Já outras tecnologias, tais como a eólica, que apresentam uso eficiente e fontes alternativas, não trazem problemas maiores, com exceção dos custos, que são elevados para a viabilização de locais para seu desenvolvimento e sua geração. De igual forma, essas tecnologias apresentam um potencial relativamente limitado para suprir uma parte substancial da demanda de energia elétrica no País nos próximos 25 anos. Isso ocorre principalmente pela ausência de políticas específicas e devido à falta de investimentos maciços, a curto e médio prazos, para incentivar mais claramente a utilização dessas fontes. De fato, tanto o uso mais eficiente da energia quanto a geração eólica encontram-se fortemente subexplorados no Brasil de hoje.

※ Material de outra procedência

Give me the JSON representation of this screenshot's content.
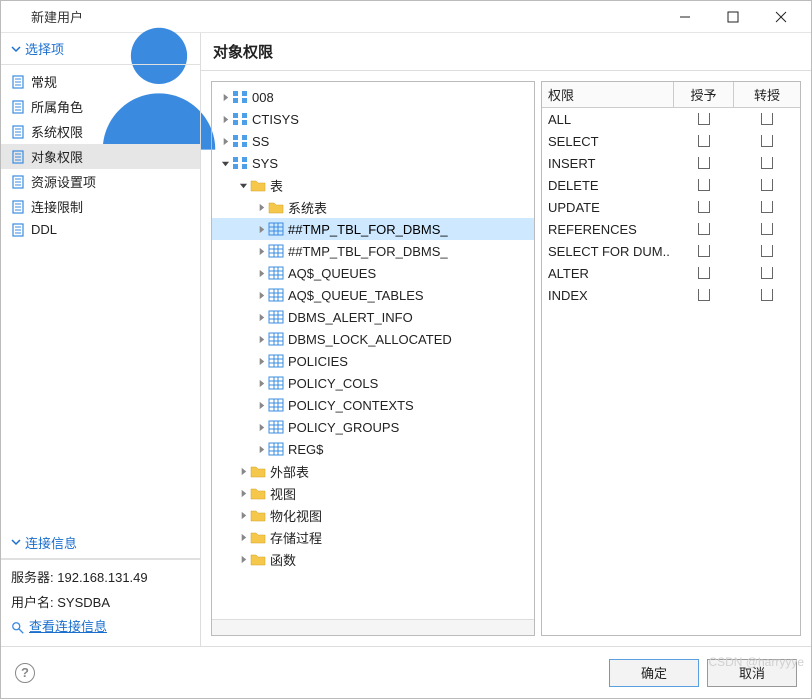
{
  "window": {
    "title": "新建用户"
  },
  "sidebar": {
    "header": "选择项",
    "items": [
      {
        "label": "常规"
      },
      {
        "label": "所属角色"
      },
      {
        "label": "系统权限"
      },
      {
        "label": "对象权限"
      },
      {
        "label": "资源设置项"
      },
      {
        "label": "连接限制"
      },
      {
        "label": "DDL"
      }
    ],
    "conn_header": "连接信息",
    "server_label": "服务器:",
    "server_value": "192.168.131.49",
    "user_label": "用户名:",
    "user_value": "SYSDBA",
    "view_link": "查看连接信息"
  },
  "main": {
    "title": "对象权限",
    "tree": [
      {
        "label": "008",
        "depth": 1,
        "exp": false,
        "icon": "schema"
      },
      {
        "label": "CTISYS",
        "depth": 1,
        "exp": false,
        "icon": "schema"
      },
      {
        "label": "SS",
        "depth": 1,
        "exp": false,
        "icon": "schema"
      },
      {
        "label": "SYS",
        "depth": 1,
        "exp": true,
        "icon": "schema"
      },
      {
        "label": "表",
        "depth": 2,
        "exp": true,
        "icon": "folder"
      },
      {
        "label": "系统表",
        "depth": 3,
        "exp": false,
        "icon": "folder"
      },
      {
        "label": "##TMP_TBL_FOR_DBMS_",
        "depth": 3,
        "exp": false,
        "icon": "table",
        "sel": true
      },
      {
        "label": "##TMP_TBL_FOR_DBMS_",
        "depth": 3,
        "exp": false,
        "icon": "table"
      },
      {
        "label": "AQ$_QUEUES",
        "depth": 3,
        "exp": false,
        "icon": "table"
      },
      {
        "label": "AQ$_QUEUE_TABLES",
        "depth": 3,
        "exp": false,
        "icon": "table"
      },
      {
        "label": "DBMS_ALERT_INFO",
        "depth": 3,
        "exp": false,
        "icon": "table"
      },
      {
        "label": "DBMS_LOCK_ALLOCATED",
        "depth": 3,
        "exp": false,
        "icon": "table"
      },
      {
        "label": "POLICIES",
        "depth": 3,
        "exp": false,
        "icon": "table"
      },
      {
        "label": "POLICY_COLS",
        "depth": 3,
        "exp": false,
        "icon": "table"
      },
      {
        "label": "POLICY_CONTEXTS",
        "depth": 3,
        "exp": false,
        "icon": "table"
      },
      {
        "label": "POLICY_GROUPS",
        "depth": 3,
        "exp": false,
        "icon": "table"
      },
      {
        "label": "REG$",
        "depth": 3,
        "exp": false,
        "icon": "table"
      },
      {
        "label": "外部表",
        "depth": 2,
        "exp": false,
        "icon": "folder"
      },
      {
        "label": "视图",
        "depth": 2,
        "exp": false,
        "icon": "folder"
      },
      {
        "label": "物化视图",
        "depth": 2,
        "exp": false,
        "icon": "folder"
      },
      {
        "label": "存储过程",
        "depth": 2,
        "exp": false,
        "icon": "folder"
      },
      {
        "label": "函数",
        "depth": 2,
        "exp": false,
        "icon": "folder"
      }
    ],
    "grid": {
      "headers": {
        "perm": "权限",
        "grant": "授予",
        "transfer": "转授"
      },
      "rows": [
        {
          "perm": "ALL"
        },
        {
          "perm": "SELECT"
        },
        {
          "perm": "INSERT"
        },
        {
          "perm": "DELETE"
        },
        {
          "perm": "UPDATE"
        },
        {
          "perm": "REFERENCES"
        },
        {
          "perm": "SELECT FOR DUM.."
        },
        {
          "perm": "ALTER"
        },
        {
          "perm": "INDEX"
        }
      ]
    }
  },
  "footer": {
    "ok": "确定",
    "cancel": "取消"
  },
  "watermark": "CSDN @harryyye"
}
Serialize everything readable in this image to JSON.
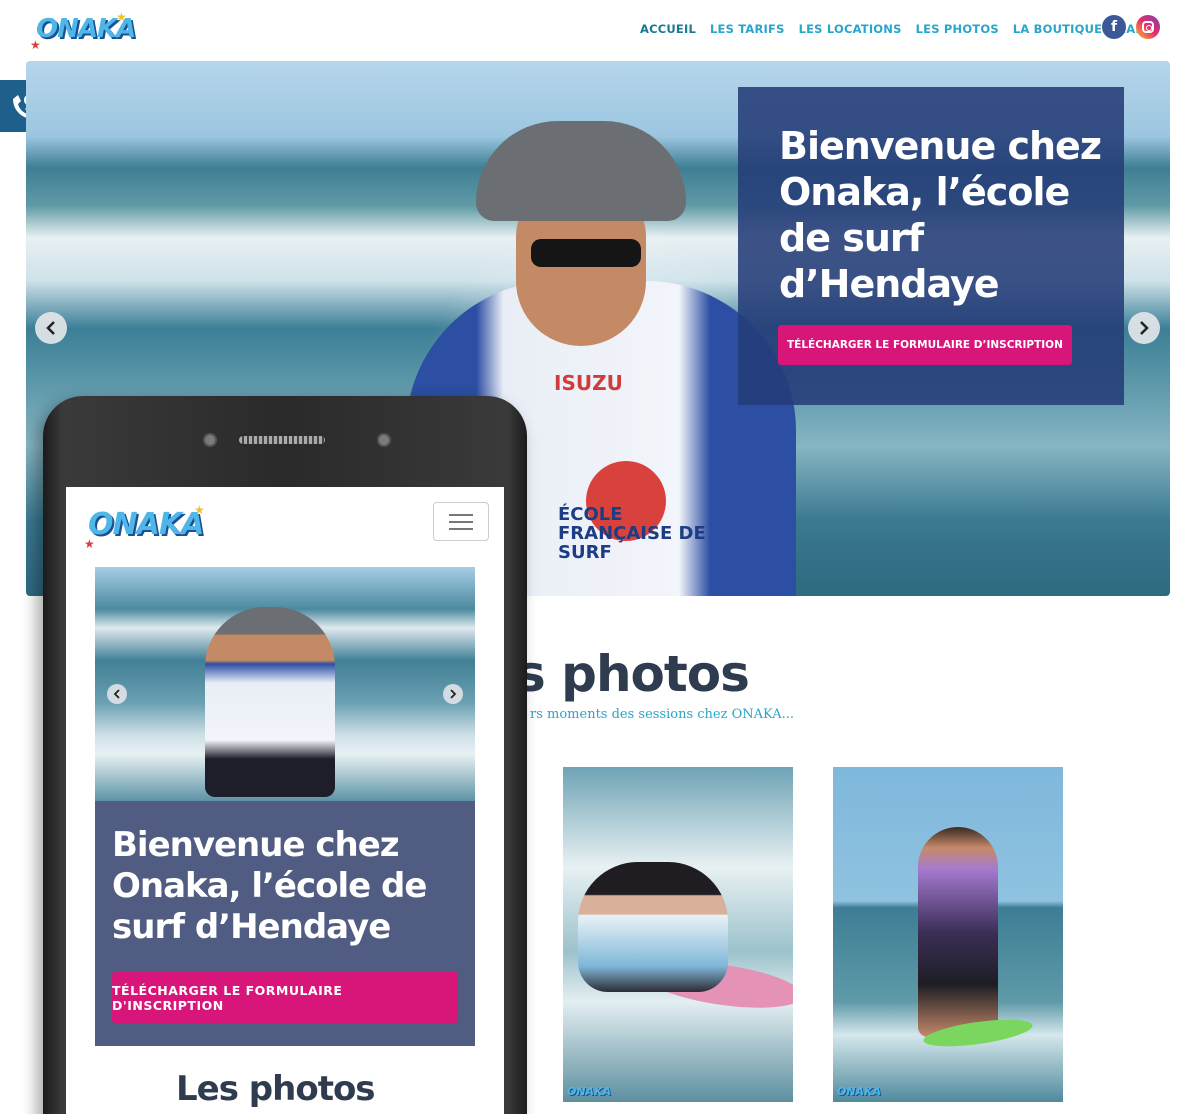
{
  "site": {
    "logo_text": "ONAKA"
  },
  "nav": {
    "items": [
      {
        "label": "ACCUEIL"
      },
      {
        "label": "LES TARIFS"
      },
      {
        "label": "LES LOCATIONS"
      },
      {
        "label": "LES PHOTOS"
      },
      {
        "label": "LA BOUTIQUE ONAKA"
      }
    ],
    "facebook_letter": "f"
  },
  "hero": {
    "title": "Bienvenue chez Onaka, l’école de surf d’Hendaye",
    "button_label": "TÉLÉCHARGER LE FORMULAIRE D’INSCRIPTION",
    "shirt_text_1": "ISUZU",
    "shirt_text_2": "ÉCOLE\nFRANÇAISE DE\nSURF"
  },
  "photos_section": {
    "title": "s photos",
    "subtitle": "rs moments des sessions chez ONAKA..."
  },
  "mobile": {
    "logo_text": "ONAKA",
    "hero_title": "Bienvenue chez Onaka, l’école de surf d’Hendaye",
    "button_label": "TÉLÉCHARGER LE FORMULAIRE D'INSCRIPTION",
    "section_title": "Les photos"
  },
  "colors": {
    "nav": "#27a6c9",
    "hero_box": "#243c78",
    "button": "#d8167a",
    "mobile_box": "#505c82",
    "heading": "#2f3c4f"
  }
}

Falta de diálogo com a sociedade

A sociedade brasileira precisa ser informada sobre os prós e contras que as diferentes tecnologias para a geração de energia elétrica implicam, de forma que um pacto ou consenso seja buscado a fim de que o País possa avançar no entendimento de que custos, de várias ordens, sempre advirão da expansão de um parque gerador elétrico como o nosso.

Dado o estágio de desenvolvimento econômico e social do Brasil hoje, um aumento no consumo de energia elétrica fatalmente ocorrerá ao longo das próximas décadas, em maior ou menor grau, em função das tecnologias de uso final empregadas e do próprio comportamento da economia. Nesse sentido, o pior cenário possível seria faltar energia elétrica.

Provavelmente, o Brasil deverá diversificar sua matriz elétrica ao longo do tempo, embora a hidreletricidade ainda se mantenha, pelos próximos 20 anos, como a fonte de geração de energia elétrica mais importante. Todavia, é possível explorar ainda uma parte do potencial hidrelétrico brasileiro disponível, inclusive na Amazônia, mas tal decisão precisa ser compartilhada com a sociedade como um todo, para que os impactos gerados por essa ação venham a ser entendidos, aceitos e equacionados da melhor maneira possível.

Segundo os estudos, a preocupação mundial crescente com relação às mudanças climáticas traz um elemento novo em favor das hidrelétricas, da geração eólica, da geração elétrica a partir da biomassa e da eficiência energética, na medida em que tais fontes não contribuem, direta e significativamente, para as emissões de gases de efeito estufa.

No entanto, é interessante notar que, ao mesmo tempo em que as fontes renováveis de energia representam, de um lado, uma alternativa para a mitigação da mudança global do clima, de outro, pelo fato de que são dependentes das condições climáticas, estão potencialmente sujeitas aos impactos do próprio fenômeno que pretendem evitar. Apesar disso, benefícios econômicos, políticos, sociais e ambientais de se investir em eficiência energética e em fontes alternativas excedem, em muito, as potenciais vulnerabilidades ambientais associadas a essas fontes de energia, hoje e no futuro.

* Roberto Schaeffer é professor do Programa de Planejamento Energético da Coordenação dos Programas de Pós-Graduação de Engenharia da Universidade Federal do Rio de Janeiro (Coppe/UFRJ).